Raja memijit kepalanya, sedikit depresi menghadapi makhluk tanpa rasa kasihan.

"Seandainya Peramal Istana tidak mengetahui takdir anak itu. Maka dia tidak akan pernah diusir dari menara Peramal, menjadi Penjaga Rahasia dengan fisik yang lemah."

Raja teringat akan anak laki-laki yang berlatih keras dengan peralatan sihir untuk menutupi kelemahannya sebagai penyihir diagram. Luka pelatihan yang tak seberapa bagi penyihir pemburu lain, sangat menyakitkan bagi anak itu. Pada akhirnya, dia masih mengikuti arus takdir dan mati seperti yang diramalkan.

"Bukan salah satu di antara kita yang melihat ramalan. Anak itu sendiri yang dengan naif memberitahu Peramal Istana sampai diusir pun masih tidak mengerti alasan di baliknya."

Ramalan menjadi kenyataan secara bertahap. Raja tenggelam dalam renungannya ketika ia tiba-tiba membuka mata, memandang antusias ke arah pria yang terkejut dengan perubahan sikap Raja Sihir.

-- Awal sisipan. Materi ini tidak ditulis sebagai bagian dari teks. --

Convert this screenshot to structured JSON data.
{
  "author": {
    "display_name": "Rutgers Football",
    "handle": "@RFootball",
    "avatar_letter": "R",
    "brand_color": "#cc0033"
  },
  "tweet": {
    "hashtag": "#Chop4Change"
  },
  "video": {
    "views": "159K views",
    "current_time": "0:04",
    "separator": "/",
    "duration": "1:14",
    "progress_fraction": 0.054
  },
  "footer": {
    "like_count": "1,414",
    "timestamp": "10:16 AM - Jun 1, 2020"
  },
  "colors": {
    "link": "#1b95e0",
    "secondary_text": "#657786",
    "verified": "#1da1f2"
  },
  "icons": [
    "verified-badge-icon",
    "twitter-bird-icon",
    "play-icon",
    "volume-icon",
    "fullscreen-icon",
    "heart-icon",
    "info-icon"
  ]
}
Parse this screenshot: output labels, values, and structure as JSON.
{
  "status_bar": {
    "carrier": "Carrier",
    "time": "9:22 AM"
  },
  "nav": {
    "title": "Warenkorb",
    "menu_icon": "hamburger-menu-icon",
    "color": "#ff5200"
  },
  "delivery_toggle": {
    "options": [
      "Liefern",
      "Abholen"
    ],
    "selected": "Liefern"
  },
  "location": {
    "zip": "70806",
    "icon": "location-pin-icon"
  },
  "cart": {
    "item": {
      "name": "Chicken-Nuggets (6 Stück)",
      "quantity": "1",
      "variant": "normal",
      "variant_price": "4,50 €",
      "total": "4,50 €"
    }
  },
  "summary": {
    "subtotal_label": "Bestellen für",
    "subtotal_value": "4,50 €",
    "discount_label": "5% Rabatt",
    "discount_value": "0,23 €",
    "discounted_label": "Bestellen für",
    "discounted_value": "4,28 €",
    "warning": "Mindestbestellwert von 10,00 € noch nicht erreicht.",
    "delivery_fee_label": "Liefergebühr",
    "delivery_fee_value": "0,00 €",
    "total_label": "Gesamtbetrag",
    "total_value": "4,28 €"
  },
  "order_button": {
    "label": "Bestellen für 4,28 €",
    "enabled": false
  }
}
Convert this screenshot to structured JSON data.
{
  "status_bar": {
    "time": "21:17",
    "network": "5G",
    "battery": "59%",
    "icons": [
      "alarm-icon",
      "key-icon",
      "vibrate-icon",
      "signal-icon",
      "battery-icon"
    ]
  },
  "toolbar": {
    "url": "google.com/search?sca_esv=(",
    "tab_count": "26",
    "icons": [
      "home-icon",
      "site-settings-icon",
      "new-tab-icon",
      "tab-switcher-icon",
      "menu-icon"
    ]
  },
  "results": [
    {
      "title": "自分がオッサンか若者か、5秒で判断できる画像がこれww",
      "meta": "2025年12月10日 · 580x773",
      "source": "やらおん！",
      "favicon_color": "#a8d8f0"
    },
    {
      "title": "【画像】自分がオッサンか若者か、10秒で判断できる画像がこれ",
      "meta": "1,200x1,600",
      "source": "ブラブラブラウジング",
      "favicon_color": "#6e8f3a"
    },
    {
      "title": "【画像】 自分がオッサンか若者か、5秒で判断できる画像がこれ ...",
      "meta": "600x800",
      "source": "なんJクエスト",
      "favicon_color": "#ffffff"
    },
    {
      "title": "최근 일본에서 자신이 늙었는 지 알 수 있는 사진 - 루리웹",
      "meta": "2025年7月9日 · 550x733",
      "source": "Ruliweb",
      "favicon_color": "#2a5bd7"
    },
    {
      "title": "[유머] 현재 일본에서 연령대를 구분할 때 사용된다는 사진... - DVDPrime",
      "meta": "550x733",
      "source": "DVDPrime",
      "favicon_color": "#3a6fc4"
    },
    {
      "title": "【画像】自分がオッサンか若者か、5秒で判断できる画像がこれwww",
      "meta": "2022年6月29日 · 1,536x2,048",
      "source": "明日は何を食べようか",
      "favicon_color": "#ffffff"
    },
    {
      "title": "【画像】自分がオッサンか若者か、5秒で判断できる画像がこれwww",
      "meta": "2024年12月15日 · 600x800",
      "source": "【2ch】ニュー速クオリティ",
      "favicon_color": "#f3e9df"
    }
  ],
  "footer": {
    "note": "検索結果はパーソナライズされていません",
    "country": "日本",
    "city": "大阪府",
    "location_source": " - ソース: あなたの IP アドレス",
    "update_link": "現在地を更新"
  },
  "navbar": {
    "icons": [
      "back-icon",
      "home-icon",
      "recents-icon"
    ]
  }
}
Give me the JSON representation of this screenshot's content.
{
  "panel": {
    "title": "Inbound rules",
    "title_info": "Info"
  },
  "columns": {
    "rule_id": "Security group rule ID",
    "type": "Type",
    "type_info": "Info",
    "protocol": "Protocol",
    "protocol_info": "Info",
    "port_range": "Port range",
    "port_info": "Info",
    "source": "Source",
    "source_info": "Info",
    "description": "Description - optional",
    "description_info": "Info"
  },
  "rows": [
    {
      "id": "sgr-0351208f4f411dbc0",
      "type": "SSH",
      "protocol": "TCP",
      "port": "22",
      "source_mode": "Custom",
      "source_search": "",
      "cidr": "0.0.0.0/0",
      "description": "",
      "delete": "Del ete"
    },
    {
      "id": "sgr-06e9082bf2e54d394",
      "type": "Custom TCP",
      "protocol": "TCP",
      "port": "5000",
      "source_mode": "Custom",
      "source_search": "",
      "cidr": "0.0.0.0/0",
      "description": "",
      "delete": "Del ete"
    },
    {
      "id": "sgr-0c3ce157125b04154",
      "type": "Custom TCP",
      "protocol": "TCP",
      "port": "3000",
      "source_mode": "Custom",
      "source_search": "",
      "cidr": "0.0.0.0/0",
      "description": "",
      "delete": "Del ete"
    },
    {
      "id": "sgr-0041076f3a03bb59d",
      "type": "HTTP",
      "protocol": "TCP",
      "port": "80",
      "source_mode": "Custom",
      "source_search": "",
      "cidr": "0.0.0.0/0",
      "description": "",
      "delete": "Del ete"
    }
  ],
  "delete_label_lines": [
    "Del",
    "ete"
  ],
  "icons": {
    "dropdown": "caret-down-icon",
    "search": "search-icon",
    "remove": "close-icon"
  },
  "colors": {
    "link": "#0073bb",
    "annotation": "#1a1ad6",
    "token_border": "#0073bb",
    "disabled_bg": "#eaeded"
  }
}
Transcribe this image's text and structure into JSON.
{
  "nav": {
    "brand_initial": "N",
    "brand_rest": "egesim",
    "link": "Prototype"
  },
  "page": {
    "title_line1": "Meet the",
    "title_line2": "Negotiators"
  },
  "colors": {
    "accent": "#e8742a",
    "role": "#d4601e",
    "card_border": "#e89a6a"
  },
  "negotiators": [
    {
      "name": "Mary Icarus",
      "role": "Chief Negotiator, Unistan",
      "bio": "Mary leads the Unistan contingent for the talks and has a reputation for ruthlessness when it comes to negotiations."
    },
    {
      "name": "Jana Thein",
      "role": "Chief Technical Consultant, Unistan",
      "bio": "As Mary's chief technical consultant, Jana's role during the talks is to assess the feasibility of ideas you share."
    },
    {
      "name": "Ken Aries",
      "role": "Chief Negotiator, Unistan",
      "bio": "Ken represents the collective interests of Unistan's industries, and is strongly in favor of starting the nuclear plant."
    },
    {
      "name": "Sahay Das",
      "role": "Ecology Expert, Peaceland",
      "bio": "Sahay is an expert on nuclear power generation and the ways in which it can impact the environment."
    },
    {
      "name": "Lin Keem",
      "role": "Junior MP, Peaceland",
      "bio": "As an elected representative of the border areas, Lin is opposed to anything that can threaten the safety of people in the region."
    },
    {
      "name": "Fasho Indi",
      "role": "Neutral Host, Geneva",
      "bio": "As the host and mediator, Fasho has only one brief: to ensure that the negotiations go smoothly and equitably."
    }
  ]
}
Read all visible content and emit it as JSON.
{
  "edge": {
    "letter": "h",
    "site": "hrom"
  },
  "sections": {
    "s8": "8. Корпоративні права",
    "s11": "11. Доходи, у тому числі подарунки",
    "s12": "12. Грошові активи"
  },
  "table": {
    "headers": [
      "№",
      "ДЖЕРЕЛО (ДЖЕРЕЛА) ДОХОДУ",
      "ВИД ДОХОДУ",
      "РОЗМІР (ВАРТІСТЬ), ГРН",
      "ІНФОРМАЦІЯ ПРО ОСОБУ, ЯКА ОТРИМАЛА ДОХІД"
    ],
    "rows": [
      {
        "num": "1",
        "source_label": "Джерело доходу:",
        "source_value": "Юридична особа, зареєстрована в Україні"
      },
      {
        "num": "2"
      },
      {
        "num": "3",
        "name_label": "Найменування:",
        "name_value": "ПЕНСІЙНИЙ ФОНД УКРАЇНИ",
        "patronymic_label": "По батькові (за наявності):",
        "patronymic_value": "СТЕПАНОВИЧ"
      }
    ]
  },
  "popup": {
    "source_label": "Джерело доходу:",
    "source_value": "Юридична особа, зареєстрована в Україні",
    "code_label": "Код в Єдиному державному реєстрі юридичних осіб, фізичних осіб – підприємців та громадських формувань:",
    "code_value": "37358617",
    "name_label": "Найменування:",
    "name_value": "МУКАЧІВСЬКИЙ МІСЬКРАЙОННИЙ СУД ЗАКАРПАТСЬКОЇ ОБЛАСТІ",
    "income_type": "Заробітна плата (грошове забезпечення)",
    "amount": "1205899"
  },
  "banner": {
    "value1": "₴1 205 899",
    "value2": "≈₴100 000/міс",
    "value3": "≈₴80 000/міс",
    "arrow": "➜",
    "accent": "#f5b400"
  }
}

Isi hati orang lain, dia tidak mengerti. Barulah ia menggunakan percikan kecil kekuatan untuk merasakan apakah raja dirasuki sesuatu. Namun sedikit kekuatan itu justru beresonansi dengan aura di ruang perenungan yang kosong dan menjauh dari pemiliknya. Hal kecil itu dia abaikan seperti biasa.

"Raja ini sedang berpikir untuk menemukan rumah bagi putrinya di luar wilayah Kerajaan Sihir," ujar Raja sembari mengelus jenggotnya.

Pria di depan kehilangan minat, membuka jendela dan siap untuk melompat sebelum menoleh kembali, dengan jelas berbicara kepada Raja yang menunggu jawaban.

"Pergilah ke Neraka dan tanya apakah ayahku menginginkan istri muda. Panggil aku kembali jika mau mengawal tandu pengantin ibu tiriku."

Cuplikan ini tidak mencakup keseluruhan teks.